A stable relationship comes bundled with many hidden costs. One easily overlooked charge is the inevitable boredom couples radiate around them – their well defined sexual status slacking the tension that is otherwise palpable when people of the opposite sex mingle. The only exceptions to this banal state of affairs are the new or unhappy pairs. Foundations yet to be poured or beginning to crack are grist for the sewing circle and card table alike, but the well established tandem is passed over for having nothing to contribute to the mill of chatter and assumption.

The high wire act is invariably made less interesting for having a safety net. The skill and talent and concentration of the acrobat is no less impressive for having insurance, but the drama of the event is all but removed. Something similar can be said when a couple arrives at a party. In the majority of cases they will arrive together, and will spend their first moments unconsciously making known they are taken and by whom. From this unmistakable jumping off point, they are free to unyoke and disperse, and even gently flirt with the opposite sex, all the while knowing that across the room is the warden, ready to reinforce and reestablish the relationship with a pet or a peck should it be thought necessary.

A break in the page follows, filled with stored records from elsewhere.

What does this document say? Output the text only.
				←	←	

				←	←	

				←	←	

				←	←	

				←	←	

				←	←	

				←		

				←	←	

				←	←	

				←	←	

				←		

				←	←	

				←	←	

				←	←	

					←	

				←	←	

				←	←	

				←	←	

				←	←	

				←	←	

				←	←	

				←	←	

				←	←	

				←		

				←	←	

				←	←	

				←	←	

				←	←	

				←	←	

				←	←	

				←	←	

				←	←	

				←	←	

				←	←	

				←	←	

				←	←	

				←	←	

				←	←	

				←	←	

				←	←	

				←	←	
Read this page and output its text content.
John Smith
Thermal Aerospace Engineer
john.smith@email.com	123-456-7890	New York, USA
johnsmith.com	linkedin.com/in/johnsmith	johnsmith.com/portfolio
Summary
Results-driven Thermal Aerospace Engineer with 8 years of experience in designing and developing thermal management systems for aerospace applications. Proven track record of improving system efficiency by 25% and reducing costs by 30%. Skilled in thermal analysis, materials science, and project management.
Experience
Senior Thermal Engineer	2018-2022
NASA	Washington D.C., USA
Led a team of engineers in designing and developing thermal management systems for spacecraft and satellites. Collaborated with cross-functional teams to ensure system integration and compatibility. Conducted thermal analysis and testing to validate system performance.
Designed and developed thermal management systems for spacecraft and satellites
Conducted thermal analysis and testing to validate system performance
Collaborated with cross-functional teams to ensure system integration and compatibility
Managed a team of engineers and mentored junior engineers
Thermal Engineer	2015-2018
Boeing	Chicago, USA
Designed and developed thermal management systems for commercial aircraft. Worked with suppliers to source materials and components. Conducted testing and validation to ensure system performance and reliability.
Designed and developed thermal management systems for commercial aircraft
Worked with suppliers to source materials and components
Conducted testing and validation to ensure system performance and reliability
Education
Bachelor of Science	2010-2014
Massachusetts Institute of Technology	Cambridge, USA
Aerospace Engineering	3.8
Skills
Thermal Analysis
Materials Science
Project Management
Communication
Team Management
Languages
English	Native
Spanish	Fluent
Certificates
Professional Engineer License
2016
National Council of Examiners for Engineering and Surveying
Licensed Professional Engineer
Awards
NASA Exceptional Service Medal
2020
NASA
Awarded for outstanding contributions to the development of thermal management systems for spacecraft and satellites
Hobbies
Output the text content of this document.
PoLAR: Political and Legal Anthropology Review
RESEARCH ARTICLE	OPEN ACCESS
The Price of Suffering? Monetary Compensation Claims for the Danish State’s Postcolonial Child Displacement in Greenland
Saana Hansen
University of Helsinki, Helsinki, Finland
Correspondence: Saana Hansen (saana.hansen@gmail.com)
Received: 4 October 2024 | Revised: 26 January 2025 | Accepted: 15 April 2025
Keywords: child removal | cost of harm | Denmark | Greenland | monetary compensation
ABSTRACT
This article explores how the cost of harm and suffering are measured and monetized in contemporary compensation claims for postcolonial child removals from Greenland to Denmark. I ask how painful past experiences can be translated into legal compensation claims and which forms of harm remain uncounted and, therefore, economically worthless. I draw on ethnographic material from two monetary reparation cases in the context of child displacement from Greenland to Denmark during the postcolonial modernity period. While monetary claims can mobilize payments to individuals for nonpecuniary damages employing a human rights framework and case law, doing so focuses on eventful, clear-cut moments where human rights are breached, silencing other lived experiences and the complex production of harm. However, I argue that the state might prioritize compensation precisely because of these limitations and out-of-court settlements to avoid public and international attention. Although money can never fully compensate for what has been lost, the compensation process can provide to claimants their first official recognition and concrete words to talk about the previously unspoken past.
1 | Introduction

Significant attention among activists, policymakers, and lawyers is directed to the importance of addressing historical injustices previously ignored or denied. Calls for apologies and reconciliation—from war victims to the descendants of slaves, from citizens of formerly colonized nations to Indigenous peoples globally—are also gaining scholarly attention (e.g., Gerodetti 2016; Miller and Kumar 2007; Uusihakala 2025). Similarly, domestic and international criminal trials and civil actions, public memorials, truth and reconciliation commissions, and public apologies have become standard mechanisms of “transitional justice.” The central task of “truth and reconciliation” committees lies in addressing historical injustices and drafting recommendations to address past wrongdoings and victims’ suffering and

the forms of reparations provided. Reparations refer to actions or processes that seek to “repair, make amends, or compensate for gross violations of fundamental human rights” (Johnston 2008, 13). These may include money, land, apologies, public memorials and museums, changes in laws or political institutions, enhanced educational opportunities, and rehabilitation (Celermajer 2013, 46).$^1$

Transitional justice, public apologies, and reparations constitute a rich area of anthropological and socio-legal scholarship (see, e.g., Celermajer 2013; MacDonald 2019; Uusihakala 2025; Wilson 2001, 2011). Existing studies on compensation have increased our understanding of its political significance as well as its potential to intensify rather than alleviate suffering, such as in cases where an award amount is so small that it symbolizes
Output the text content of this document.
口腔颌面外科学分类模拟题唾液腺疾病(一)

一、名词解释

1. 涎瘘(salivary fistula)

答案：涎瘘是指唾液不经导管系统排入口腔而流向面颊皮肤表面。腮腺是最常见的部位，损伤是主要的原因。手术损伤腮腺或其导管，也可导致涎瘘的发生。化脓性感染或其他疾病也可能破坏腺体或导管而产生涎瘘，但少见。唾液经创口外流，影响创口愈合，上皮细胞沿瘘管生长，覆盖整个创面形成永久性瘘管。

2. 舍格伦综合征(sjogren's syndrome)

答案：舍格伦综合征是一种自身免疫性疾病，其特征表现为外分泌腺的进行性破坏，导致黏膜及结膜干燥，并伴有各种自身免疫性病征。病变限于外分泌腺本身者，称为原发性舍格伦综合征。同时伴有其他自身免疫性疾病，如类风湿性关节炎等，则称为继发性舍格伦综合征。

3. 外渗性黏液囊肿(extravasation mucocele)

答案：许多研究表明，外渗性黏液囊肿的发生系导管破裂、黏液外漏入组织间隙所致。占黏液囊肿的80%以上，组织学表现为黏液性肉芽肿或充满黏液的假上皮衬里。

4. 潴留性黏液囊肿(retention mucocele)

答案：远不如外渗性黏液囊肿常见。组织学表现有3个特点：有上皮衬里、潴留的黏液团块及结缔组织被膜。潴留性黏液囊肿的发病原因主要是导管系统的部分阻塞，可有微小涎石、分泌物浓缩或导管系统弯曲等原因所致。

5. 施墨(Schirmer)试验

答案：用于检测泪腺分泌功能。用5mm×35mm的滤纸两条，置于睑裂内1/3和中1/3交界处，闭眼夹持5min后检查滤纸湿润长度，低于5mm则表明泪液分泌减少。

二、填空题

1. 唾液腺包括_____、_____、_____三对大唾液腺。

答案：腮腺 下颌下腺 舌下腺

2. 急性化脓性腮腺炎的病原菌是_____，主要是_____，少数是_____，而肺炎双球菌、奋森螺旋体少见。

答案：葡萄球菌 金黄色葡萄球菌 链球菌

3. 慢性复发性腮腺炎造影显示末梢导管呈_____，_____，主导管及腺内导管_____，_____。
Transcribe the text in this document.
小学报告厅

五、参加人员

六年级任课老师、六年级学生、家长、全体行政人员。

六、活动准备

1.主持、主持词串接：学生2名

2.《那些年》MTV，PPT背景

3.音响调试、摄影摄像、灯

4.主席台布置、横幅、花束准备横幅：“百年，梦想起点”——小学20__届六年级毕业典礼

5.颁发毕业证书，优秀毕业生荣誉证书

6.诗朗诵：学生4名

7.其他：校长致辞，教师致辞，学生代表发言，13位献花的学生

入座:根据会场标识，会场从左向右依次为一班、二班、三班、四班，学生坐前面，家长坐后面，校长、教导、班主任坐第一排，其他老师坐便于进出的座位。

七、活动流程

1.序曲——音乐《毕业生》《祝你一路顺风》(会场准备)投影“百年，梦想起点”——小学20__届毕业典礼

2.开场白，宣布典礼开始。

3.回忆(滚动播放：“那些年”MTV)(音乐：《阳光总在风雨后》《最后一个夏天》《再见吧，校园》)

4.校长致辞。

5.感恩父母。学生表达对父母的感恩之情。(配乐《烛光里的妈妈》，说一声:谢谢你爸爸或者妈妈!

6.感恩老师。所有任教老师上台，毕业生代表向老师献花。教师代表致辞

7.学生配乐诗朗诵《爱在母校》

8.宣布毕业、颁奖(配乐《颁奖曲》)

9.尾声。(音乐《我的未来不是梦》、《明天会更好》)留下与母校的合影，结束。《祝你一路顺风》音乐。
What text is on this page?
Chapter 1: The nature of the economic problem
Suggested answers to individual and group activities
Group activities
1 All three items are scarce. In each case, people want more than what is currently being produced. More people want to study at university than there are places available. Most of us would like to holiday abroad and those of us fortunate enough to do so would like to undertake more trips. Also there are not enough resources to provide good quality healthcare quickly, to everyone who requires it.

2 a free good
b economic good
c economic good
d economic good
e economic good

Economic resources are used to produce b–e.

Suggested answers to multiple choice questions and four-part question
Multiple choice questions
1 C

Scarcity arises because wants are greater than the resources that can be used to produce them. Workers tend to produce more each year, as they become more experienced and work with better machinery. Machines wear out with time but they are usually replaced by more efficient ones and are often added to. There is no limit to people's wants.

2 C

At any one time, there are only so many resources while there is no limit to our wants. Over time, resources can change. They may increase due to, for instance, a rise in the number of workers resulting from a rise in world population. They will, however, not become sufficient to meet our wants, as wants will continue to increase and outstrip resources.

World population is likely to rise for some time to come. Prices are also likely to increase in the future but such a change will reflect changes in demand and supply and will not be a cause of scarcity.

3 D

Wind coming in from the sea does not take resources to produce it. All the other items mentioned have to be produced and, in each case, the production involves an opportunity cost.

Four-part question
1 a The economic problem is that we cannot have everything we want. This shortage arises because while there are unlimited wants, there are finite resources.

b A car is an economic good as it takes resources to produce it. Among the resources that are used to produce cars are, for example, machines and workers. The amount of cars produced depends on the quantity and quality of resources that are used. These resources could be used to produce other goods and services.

The single person at the same gathering is forced to work without a net, and in full view of their peers. Their encounters with those whose body parts fail to match but are nonetheless perfectly compatible are rife with dangerous potentiality. They must at the same time flirt with desirable mates, be prepared to gracefully extricate themselves from undesired consideration, and handle the embarrassment of having to do so while their friends exchange knowing glances. Forgive my repeating myself for saying again that such an act is a tightrope.

The single person instills genuine intrigue for being a variable. The attached are whole numbers, countable and mundane.